The founding board members said they’ve been thrilled to grow the musical acts over the years.
“There was a point in our evolution that I realized the best players in the world are playing here,” Schaub said.
“We want to stay on the cutting edge of fine Irish and Celtic music,” he continued. “We’ve evolved in our first 20 years, and the plans are being made that we can continue doing that—and not just be important to our community but important to the world of Celtic music. We’ve brought many bands to the United States for the first time.”
As part of their efforts to introduce the Muskegon audience with Irish singers and bands, the festival sponsors what’s known as the Michigan Irish Music Initiative—a contest held in Ireland that’s geared towards college students pursuing traditional Irish music. The winner of that contest—which is overseen by Eamonn de Barra, a musician from Dublin who’s a member of the band Slide and is often referred to as the festival’s “ears on the ground” in Ireland—then goes on to perform at the Michigan Irish Music Festival. De Barra also routinely connects the festival with singers and bands from his home country—for example, he recommended that Scott perform at the event.
The overwhelmingly positive feedback musicians have provided to the festival has certainly been a source of inspiration for the event organizers, said Joe Doyle, one of its founding board members.
“We maintain that high level of quality for the event so that when artists come, they leave Muskegon with this great feeling they’ve been treated right,” Doyle said.
And it’s not just that everything from the sound and lighting run smoothly that makes the difference: the entire festival is often an emotional experience for the musicians “because of the friendships and camaraderie,” Schaub noted.
“Backstage, we see lots of emotions,” he said. “I had one artist bawling coming off stage because our audience was so receptive and so huge.
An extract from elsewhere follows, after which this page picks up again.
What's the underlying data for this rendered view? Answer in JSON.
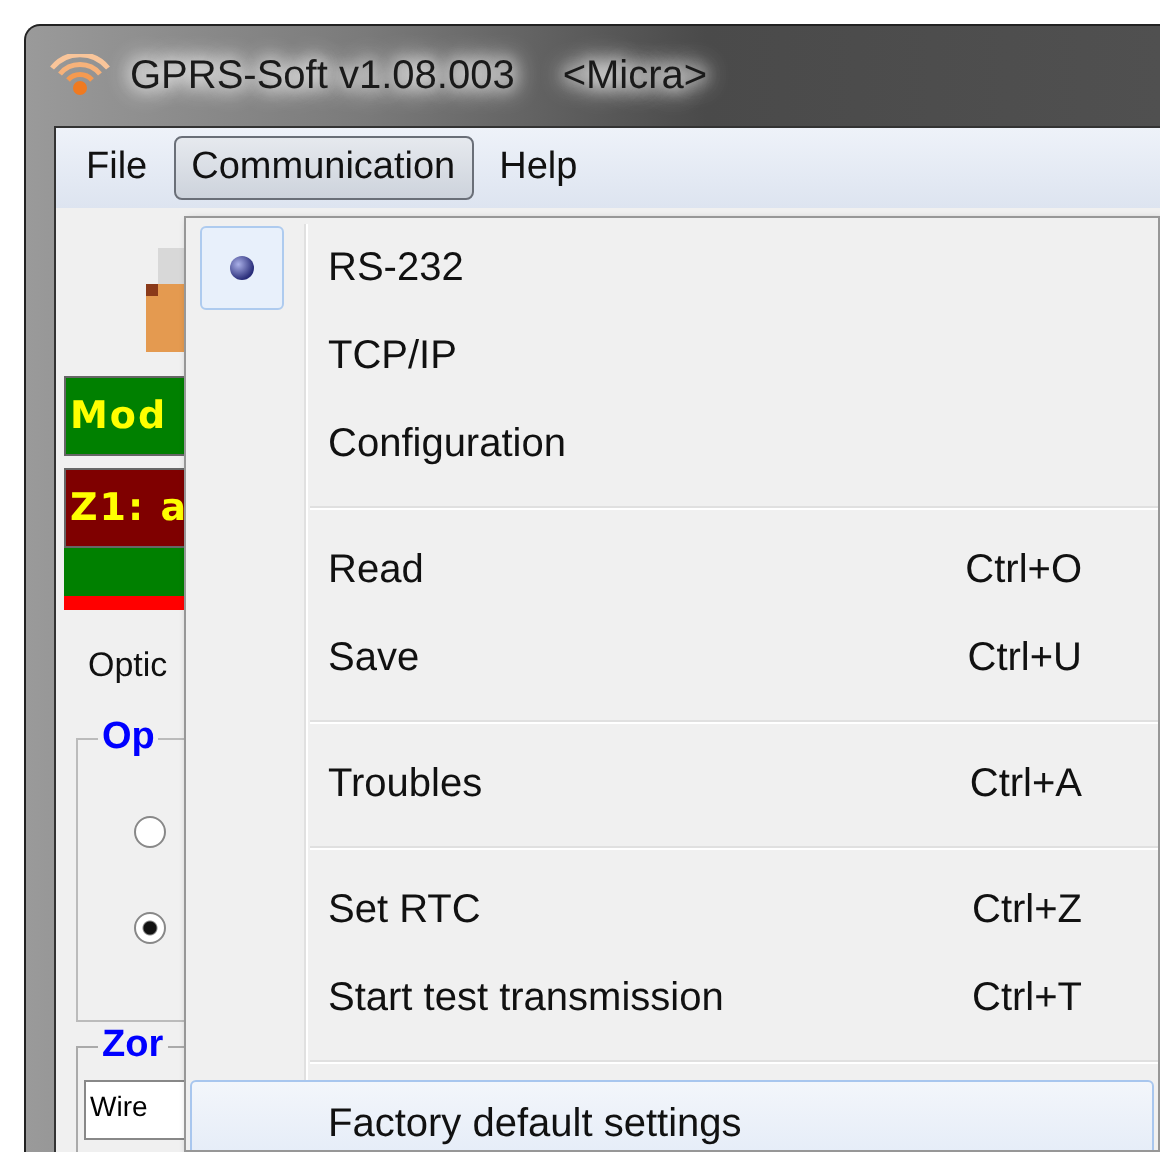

Three times yesterday, bands said, ‘This is the best show of our entire tour.’”
For Kennedy, Muskegon is a place of reunion: with his friends who are wrapping up nationwide tours, with his own family members who travel from throughout the country to see Kennedy’s Kitchen perform, with the volunteers.
“This is where you meet; this is where you see your friends,” Kennedy said while sitting in the outdoors backstage area set up for the musicians. “You have this little village out of time here. Every festival has something like that, especially for the musicians—this feeling you were just here. But what Muskegon has done differently is providing this space just for musicians, a place where you can get away, where they cook food, where they’re providing space where community gets to happen.”
This community, Kennedy said, is one filled with the “breathtaking talent” of people who have dedicated their careers to sharing their lives with all of us through their music.
“What they’re doing at the festival is majestic, and it’s opening a door to another place,” Kennedy said. “It’s magical. Everybody’s happy to be able to be here. There are no egos here. People are just happy to play another day.”